Photography on Display: Modern Treasures



This exhibition, presented in conjunction with the debut of the new photography galleries of the Modern Wing, explores the different avenues for presenting photographs in the world. Around 130 works by some 70 modernist figures, including classics such as Albert Renger-Patzsch, Walker Evans, and Dorothea Lange, demonstrate the range of photography’s spaces of display: from salon exhibitions to commercial galleries, magazine spreads, or art-school assignments. Each of these spaces helped shape the ideas that continue to make photography a singularly influential field.
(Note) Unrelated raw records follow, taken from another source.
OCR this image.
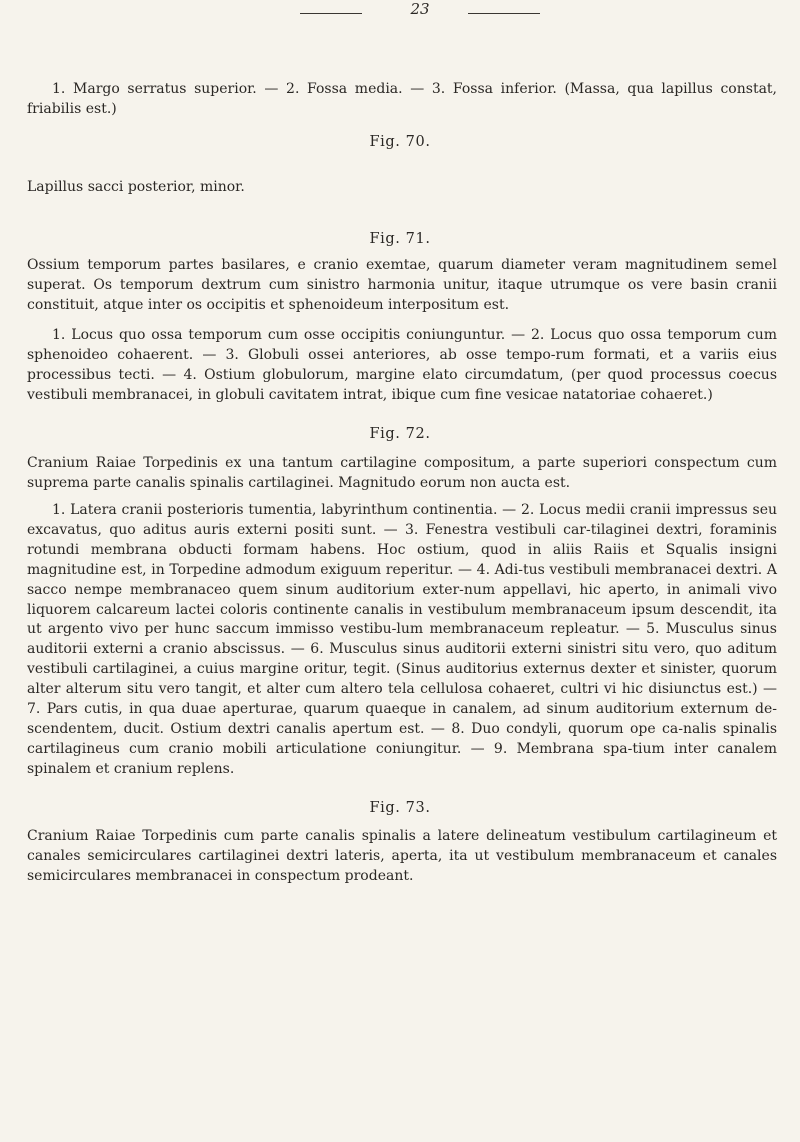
23

1. Margo serratus superior. — 2. Fossa media. — 3. Fossa inferior. (Massa, qua lapillus constat, friabilis est.)

Fig. 70.

Lapillus sacci posterior, minor.

Fig. 71.

Ossium temporum partes basilares, e cranio exemtae, quarum diameter veram magnitudinem semel superat. Os temporum dextrum cum sinistro harmonia unitur, itaque utrumque os vere basin cranii constituit, atque inter os occipitis et sphenoideum interpositum est.

1. Locus quo ossa temporum cum osse occipitis coniunguntur. — 2. Locus quo ossa temporum cum sphenoideo cohaerent. — 3. Globuli ossei anteriores, ab osse tempo-rum formati, et a variis eius processibus tecti. — 4. Ostium globulorum, margine elato circumdatum, (per quod processus coecus vestibuli membranacei, in globuli cavitatem intrat, ibique cum fine vesicae natatoriae cohaeret.)

Fig. 72.

Cranium Raiae Torpedinis ex una tantum cartilagine compositum, a parte superiori conspectum cum suprema parte canalis spinalis cartilaginei. Magnitudo eorum non aucta est.

1. Latera cranii posterioris tumentia, labyrinthum continentia. — 2. Locus medii cranii impressus seu excavatus, quo aditus auris externi positi sunt. — 3. Fenestra vestibuli car-tilaginei dextri, foraminis rotundi membrana obducti formam habens. Hoc ostium, quod in aliis Raiis et Squalis insigni magnitudine est, in Torpedine admodum exiguum reperitur. — 4. Adi-tus vestibuli membranacei dextri. A sacco nempe membranaceo quem sinum auditorium exter-num appellavi, hic aperto, in animali vivo liquorem calcareum lactei coloris continente canalis in vestibulum membranaceum ipsum descendit, ita ut argento vivo per hunc saccum immisso vestibu-lum membranaceum repleatur. — 5. Musculus sinus auditorii externi a cranio abscissus. — 6. Musculus sinus auditorii externi sinistri situ vero, quo aditum vestibuli cartilaginei, a cuius margine oritur, tegit. (Sinus auditorius externus dexter et sinister, quorum alter alterum situ vero tangit, et alter cum altero tela cellulosa cohaeret, cultri vi hic disiunctus est.) — 7. Pars cutis, in qua duae aperturae, quarum quaeque in canalem, ad sinum auditorium externum de-scendentem, ducit. Ostium dextri canalis apertum est. — 8. Duo condyli, quorum ope ca-nalis spinalis cartilagineus cum cranio mobili articulatione coniungitur. — 9. Membrana spa-tium inter canalem spinalem et cranium replens.

Fig. 73.

Cranium Raiae Torpedinis cum parte canalis spinalis a latere delineatum vestibulum cartilagineum et canales semicirculares cartilaginei dextri lateris, aperta, ita ut vestibulum membranaceum et canales semicirculares membranacei in conspectum prodeant.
This selection of treasures from the Art Institute and other outstanding Chicago collections focuses on the first half of the 20th century, when photography came into its own as a progressive art form. Presented in four sections, the exhibition first displays photographs of 1900 and after from professional studios, clubs for serious amateurs, and the often mammoth salons they organized—the earliest institutions to promote photography as modern art. Second to be explored are a handful of art museums and emergent galleries that began to exhibit photography at this time and, in exceptional cases, to collect it. Third, with the expansion of the illustrated press around 1920, the printed page became a favorite space for photographic display, in which images seemed to eclipse written communication. And finally, some of the boldest experiments in modern photography were revealed in the privacy of artists’ living rooms, or even in the darkroom. These experiments found their echo in curricular and extracurricular activity at art schools such as the Bauhaus (and its Chicago successors), where photography ultimately was accepted as an academic discipline.

The Art Institute of Chicago has long been celebrated for its holdings in modern photography. The Alfred Stieglitz collection, donated to the museum by Georgia O’Keeffe in 1949, includes nearly 250 works by Stieglitz, Edward Steichen, Paul Strand, and other luminaries of American modernism. The Julien Levy collection, acquired in 1979, added a decidedly transatlantic strength, with signature images by Ilse Bing, Henri Cartier-Bresson, and Man Ray among its more than 300 photographs. The Art Institute also followed the careers of important mid-century artists while they were active, exhibiting and collecting Berenice Abbott, Ansel Adams, Brassaï, and Harry Callahan, among others. Work by all these major figures will be included in this upcoming exhibition.